Camden shook his head. “I’ve spoken to my former colleagues at NASA and elsewhere, and no one knows anything. Most of them think it’s a totally false lead, that your friends in the Pentagon and the White House are trying to divert you from your purpose.”

“They’re doing a damned good job of it,” admitted Blackstone. “I’ll tell you the truth, Ed. All logic says nothing happened because there sure as hell weren’t any consequences, and we live in a universe of cause and effect. No effect? Then there was probably no cause.”

“Well, there you have it, sir,” said Camden.

“It seems so,” agreed Blackstone. Suddenly he frowned. “But damn it, Ed, nobody in the Pentagon or NASA is subtle enough for this to be a ruse.

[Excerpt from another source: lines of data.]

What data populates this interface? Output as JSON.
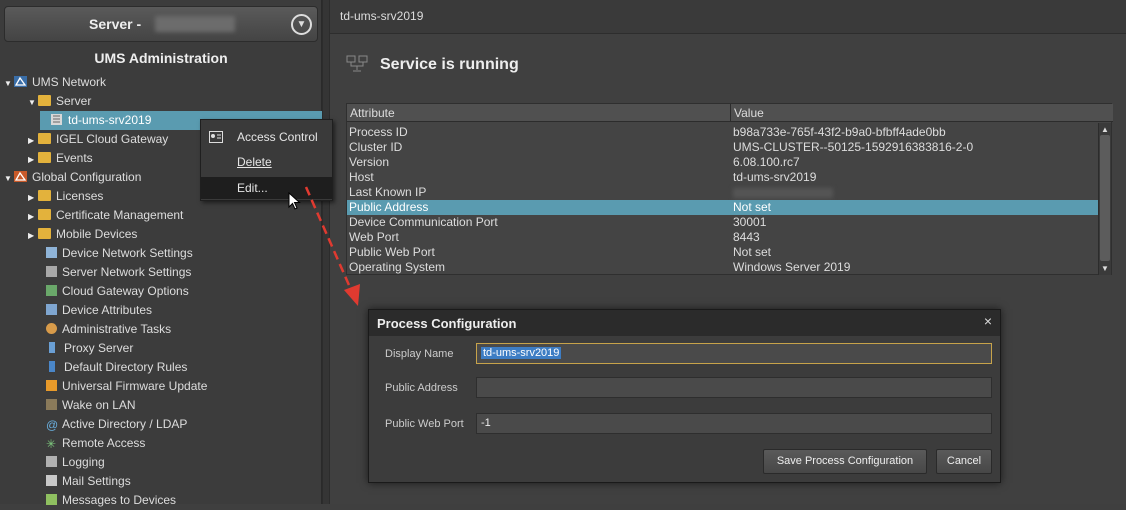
{
  "sidebar": {
    "server_label": "Server -",
    "title": "UMS Administration",
    "tree": [
      {
        "label": "UMS Network",
        "icon": "ums-network-icon"
      },
      {
        "label": "Server",
        "icon": "folder-icon"
      },
      {
        "label": "td-ums-srv2019",
        "icon": "server-icon"
      },
      {
        "label": "IGEL Cloud Gateway",
        "icon": "folder-icon"
      },
      {
        "label": "Events",
        "icon": "folder-icon"
      },
      {
        "label": "Global Configuration",
        "icon": "global-config-icon"
      },
      {
        "label": "Licenses",
        "icon": "folder-icon"
      },
      {
        "label": "Certificate Management",
        "icon": "folder-icon"
      },
      {
        "label": "Mobile Devices",
        "icon": "folder-icon"
      },
      {
        "label": "Device Network Settings",
        "icon": "device-network-icon"
      },
      {
        "label": "Server Network Settings",
        "icon": "server-network-icon"
      },
      {
        "label": "Cloud Gateway Options",
        "icon": "cloud-gateway-icon"
      },
      {
        "label": "Device Attributes",
        "icon": "device-attributes-icon"
      },
      {
        "label": "Administrative Tasks",
        "icon": "tasks-icon"
      },
      {
        "label": "Proxy Server",
        "icon": "proxy-icon"
      },
      {
        "label": "Default Directory Rules",
        "icon": "directory-rules-icon"
      },
      {
        "label": "Universal Firmware Update",
        "icon": "firmware-icon"
      },
      {
        "label": "Wake on LAN",
        "icon": "wake-icon"
      },
      {
        "label": "Active Directory / LDAP",
        "icon": "at-icon"
      },
      {
        "label": "Remote Access",
        "icon": "remote-access-icon"
      },
      {
        "label": "Logging",
        "icon": "logging-icon"
      },
      {
        "label": "Mail Settings",
        "icon": "mail-icon"
      },
      {
        "label": "Messages to Devices",
        "icon": "message-icon"
      }
    ]
  },
  "context_menu": {
    "items": [
      "Access Control",
      "Delete",
      "Edit..."
    ]
  },
  "main": {
    "tab": "td-ums-srv2019",
    "status": "Service is running",
    "table": {
      "headers": [
        "Attribute",
        "Value"
      ],
      "rows": [
        [
          "Process ID",
          "b98a733e-765f-43f2-b9a0-bfbff4ade0bb"
        ],
        [
          "Cluster ID",
          "UMS-CLUSTER--50125-1592916383816-2-0"
        ],
        [
          "Version",
          "6.08.100.rc7"
        ],
        [
          "Host",
          "td-ums-srv2019"
        ],
        [
          "Last Known IP",
          ""
        ],
        [
          "Public Address",
          "Not set"
        ],
        [
          "Device Communication Port",
          "30001"
        ],
        [
          "Web Port",
          "8443"
        ],
        [
          "Public Web Port",
          "Not set"
        ],
        [
          "Operating System",
          "Windows Server 2019"
        ]
      ]
    }
  },
  "dialog": {
    "title": "Process Configuration",
    "close": "×",
    "display_name_label": "Display Name",
    "display_name_value": "td-ums-srv2019",
    "public_address_label": "Public Address",
    "public_address_value": "",
    "public_web_port_label": "Public Web Port",
    "public_web_port_value": "-1",
    "save_label": "Save Process Configuration",
    "cancel_label": "Cancel"
  },
  "colors": {
    "selection": "#5a9bb0",
    "folder": "#e3b23c",
    "arrow": "#e03a30"
  }
}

Their idea of distracting me would be to release a description of a four-armed fifteen-foot-tall green man riding a thoat, or whatever the hell Edgar Rice Burroughs called it.” He paused, took another puff of the cigar, grimaced. “
Something
happened on that Myshko mission, something they don’t want us to know about.” Suddenly he got to his feet, strolled over to the window, and stared up at the sunlit sky, wishing the Moon were visible. “But what the hell could it be that didn’t keep Myshko from returning to Earth, didn’t stop any of the Apollo missions, and yet needs a continuing fifty-year cover-up?” He shook his head. “God, it sounds crazy just describing it!”

“That’s why we haven’t uncovered anything,” said Camden. “It
is
crazy.”

“No,” answered Blackstone adamantly. “I’ve always listened to my gut, and my gut tells me something happened, something they don’t want me to know.”

“You?”
repeated Camden, surprised even after all these years at his boss’s ego.

“All of us,” conceded Blackstone. “Everyone.” He paused and stared off into space, as if at something only he could see. “And I’m going to find out what it is.”

“How? We’ve pulled just about every string we’ve got.”

“Culpepper.”

Camden looked around, frowning.

“It’s a man, not a vegetable,” continued Blackstone.

“Oh? The guy from NASA?”

Blackstone nodded. “Jerry Culpepper. He’s a good man.”

“He’s a loyal man,” said Camden. “He spouts the company line.”

“True.”

“Well, then?”

“He’s also a moral man. Eventually, he won’t be able to spout this nonsense any longer.”

“You know that for a fact?”

“I’m a pretty good judge of character,” answered Blackstone. “I offered him a job.”


My
job?” demanded Camden.

“Something similar.” Blackstone shrugged off the other man’s obvious concern. “I can keep you both busy.”

“When does he start?”

“He turned me down,” said Blackstone. He relit his cigar. “It was too soon. When he can’t stand the pressure any longer, he’ll come over here. Another month, another half year, certainly less than a year. And when he comes, he’ll confirm what we find out or intuit in the meantime.”